LA CHINE SE REBIFFE
Même s’ils savent jouer du symbole lorsqu’ils l’estiment nécessaire, les dirigeants chinois ne pratiquent pas la politique spectacle à la mode trumpiste ou macroniste.
Jusqu’ici ils ont enregistré sans trop broncher les agressions économiques ou politiques provenant, sous diverses formes, des USA et de l’Europe.
Mais certaines de leurs récentes décisions font penser que ce temps serait révolu.
Dans le film de Gilles Grangier de 1961 « Le cave se rebiffe », une équipe de truands tentent d’escroquer un nouvel associé, surnommé « le cave », c’est à dire, dans l’argot des malfrats, une personne crédule, qui ne connaît les pratiques et les codes de leur « milieu ». Au final c’est lui qui, ayant déjoué leurs manœuvres, partira avec le butin.
Depuis trop longtemps, les Occidentaux ont estimé que la Chine, malgré ses succès économiques indéniables, restait une puissance de second rang, et qu’il était toujours possible de la contraindre à se comporter selon leurs propres intérêts.
Elle a ainsi fait l’objet de sanctions américaines croissantes depuis ces dernières années et les tensions entre les deux pays se sont intensifiées progressivement.
Notamment au prétexte que la Chine aiderait la Russie dans sa guerre en Ukraine malgré les sanctions décidées par Biden et par Trump.
Chacun voit bien néanmoins que ce harcèlement d’apparence économique cache mal, en réalité, la volonté de la direction américaine, qu’elle soit démocrate ou républicaine, de maintenir coûte que coûte l’hégémonie que les USA exercent au niveau mondial depuis 1945.

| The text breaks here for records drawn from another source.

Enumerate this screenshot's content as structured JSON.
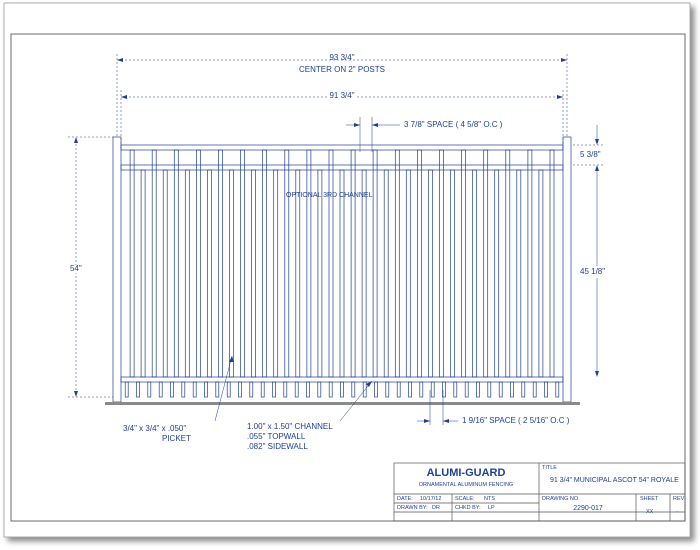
{
  "drawing": {
    "overall_width": "93 3/4\"",
    "overall_width_note": "CENTER ON 2\" POSTS",
    "panel_width": "91 3/4\"",
    "top_space": "3 7/8\" SPACE ( 4 5/8\" O.C )",
    "top_height": "5 3/8\"",
    "optional_channel": "OPTIONAL 3RD CHANNEL",
    "overall_height": "54\"",
    "picket_height": "45 1/8\"",
    "bottom_space": "1 9/16\" SPACE ( 2 5/16\" O.C )",
    "picket_spec": [
      "3/4\" x 3/4\" x .050\"",
      "PICKET"
    ],
    "channel_spec": [
      "1.00\" x 1.50\" CHANNEL",
      ".055\" TOPWALL",
      ".082\" SIDEWALL"
    ]
  },
  "title_block": {
    "company": "ALUMI-GUARD",
    "subtitle": "ORNAMENTAL ALUMINUM FENCING",
    "title_label": "TITLE",
    "title": "91 3/4\" MUNICIPAL ASCOT 54\" ROYALE",
    "date_label": "DATE:",
    "date": "10/17/12",
    "scale_label": "SCALE:",
    "scale": "NTS",
    "drawing_no_label": "DRAWING NO",
    "drawing_no": "2290-017",
    "sheet_label": "SHEET",
    "sheet": "XX",
    "rev_label": "REV",
    "rev": "--",
    "drawn_label": "DRAWN BY:",
    "drawn": "DR",
    "chkd_label": "CHKD BY:",
    "chkd": "LP"
  },
  "colors": {
    "line": "#1f3f95",
    "ground": "#8a8a8a",
    "border": "#555555"
  }
}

Devenue de fait la principale puissance économique, technologique et commerciale (notamment pour le commerce maritime), dont l’appareil militaire balistique et naval est en forte expansion, la Chine leur apparaît de plus en plus, même si elle se défend, comme un concurrent redoutable.
Ce sentiment est renforcé par la participation très active de la Chine au groupe des BRICS+ (avec la Russie, le Brésil, l’Inde, l’Afrique du Sud, l’Indonésie, l’Iran, l’Égypte, l’Éthiopie et les Émirats arabes unis) qui vise à rivaliser avec le G7 (les 7 pays occidentaux réputés être les plus grandes puissances économiques : USA, Canada, Royaume Uni, Allemagne, France, Italie, Japon), notamment
Les dix pays des BRICS+ représentent en 2025 près de la moitié de la population mondial et 35 % du produit intérieur brut mondial, contre 44 % pour les pays du G7.

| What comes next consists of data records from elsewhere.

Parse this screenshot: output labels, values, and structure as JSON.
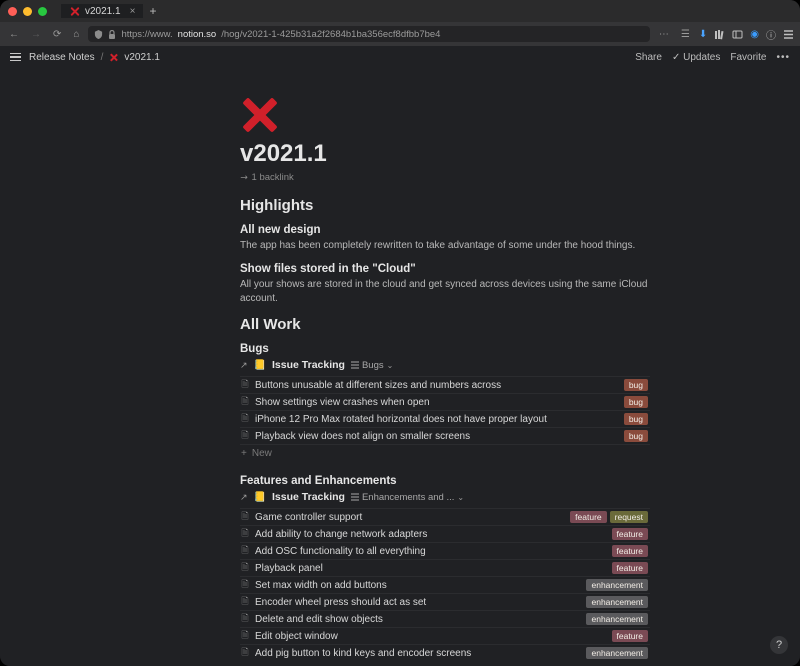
{
  "browser": {
    "tab_title": "v2021.1",
    "url_prefix": "https://www.",
    "url_host": "notion.so",
    "url_path": "/hog/v2021-1-425b31a2f2684b1ba356ecf8dfbb7be4"
  },
  "topbar": {
    "breadcrumb_root": "Release Notes",
    "breadcrumb_page": "v2021.1",
    "share": "Share",
    "updates": "Updates",
    "favorite": "Favorite"
  },
  "page": {
    "title": "v2021.1",
    "backlink": "1 backlink",
    "sections": {
      "highlights": {
        "heading": "Highlights",
        "items": [
          {
            "title": "All new design",
            "body": "The app has been completely rewritten to take advantage of some under the hood things."
          },
          {
            "title": "Show files stored in the \"Cloud\"",
            "body": "All your shows are stored in the cloud and get synced across devices using the same iCloud account."
          }
        ]
      },
      "allwork": {
        "heading": "All Work",
        "bugs": {
          "heading": "Bugs",
          "db_name": "Issue Tracking",
          "view": "Bugs",
          "rows": [
            {
              "title": "Buttons unusable at different sizes and numbers across",
              "tags": [
                "bug"
              ]
            },
            {
              "title": "Show settings view crashes when open",
              "tags": [
                "bug"
              ]
            },
            {
              "title": "iPhone 12 Pro Max rotated horizontal does not have proper layout",
              "tags": [
                "bug"
              ]
            },
            {
              "title": "Playback view does not align on smaller screens",
              "tags": [
                "bug"
              ]
            }
          ],
          "new": "New"
        },
        "features": {
          "heading": "Features and Enhancements",
          "db_name": "Issue Tracking",
          "view": "Enhancements and ...",
          "rows": [
            {
              "title": "Game controller support",
              "tags": [
                "feature",
                "request"
              ]
            },
            {
              "title": "Add ability to change network adapters",
              "tags": [
                "feature"
              ]
            },
            {
              "title": "Add OSC functionality to all everything",
              "tags": [
                "feature"
              ]
            },
            {
              "title": "Playback panel",
              "tags": [
                "feature"
              ]
            },
            {
              "title": "Set max width on add buttons",
              "tags": [
                "enhancement"
              ]
            },
            {
              "title": "Encoder wheel press should act as set",
              "tags": [
                "enhancement"
              ]
            },
            {
              "title": "Delete and edit show objects",
              "tags": [
                "enhancement"
              ]
            },
            {
              "title": "Edit object window",
              "tags": [
                "feature"
              ]
            },
            {
              "title": "Add pig button to kind keys and encoder screens",
              "tags": [
                "enhancement"
              ]
            }
          ]
        }
      }
    }
  },
  "tag_labels": {
    "bug": "bug",
    "feature": "feature",
    "request": "request",
    "enhancement": "enhancement"
  }
}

En renforçant leur coopération financière, ils cherchent surtout à échapper à l’emprise du système dollar.
Agrandissement : Illustration 2
Leurs transactions bilatérales se multiplient en monnaies locales à la place du dollar, tendance devenue une priorité stratégique.
C’est pourquoi les États-Unis, conscients de l’enjeu, multiplient les avertissements, les menaces et les sanctions, notamment vis-à-vis de la Chine qui joue manifestement un rôle majeur dans le développement des BRICS+.
Tous les prétextes sont utilisés pour chercher à endiguer son développement, à contester son rôle géopolitique, en particulier dans la zone indopacifique et à propos de l’avenir de l’ile de Taïwan, autour de laquelle les provocations se multiplient.
Parallèlement, l’Union européenne, fidèle à son comportement de concurrente vassalisée vis-à-vis des USA, mais aussi par une application sélective de sa nouvelle politique protectionniste, a multiplié également les mesures coercitives antichinoises.
Il serait fastidieux (et au demeurant assez peu utile) d’énumérer toutes les mesures antichinoises édictées unilatéralement par les USA et par l’UE tant elles sont nombreuses et foisonnantes, souvent fluctuantes et parfois contradictoires.
Ce qu’il convient d’en retenir c’est qu’à chaque étape de leur accumulation, les dirigeants chinois ont évité le plus possible jusqu’ici de s’engager dans une quelconque escalade.
Ils ont répondu le plus souvent par la recherche de solutions par la voie diplomatique, contrairement à la pratique du chantage et de la menace que manient à leur encontre les dirigeants occidentaux et notamment Donald Trump.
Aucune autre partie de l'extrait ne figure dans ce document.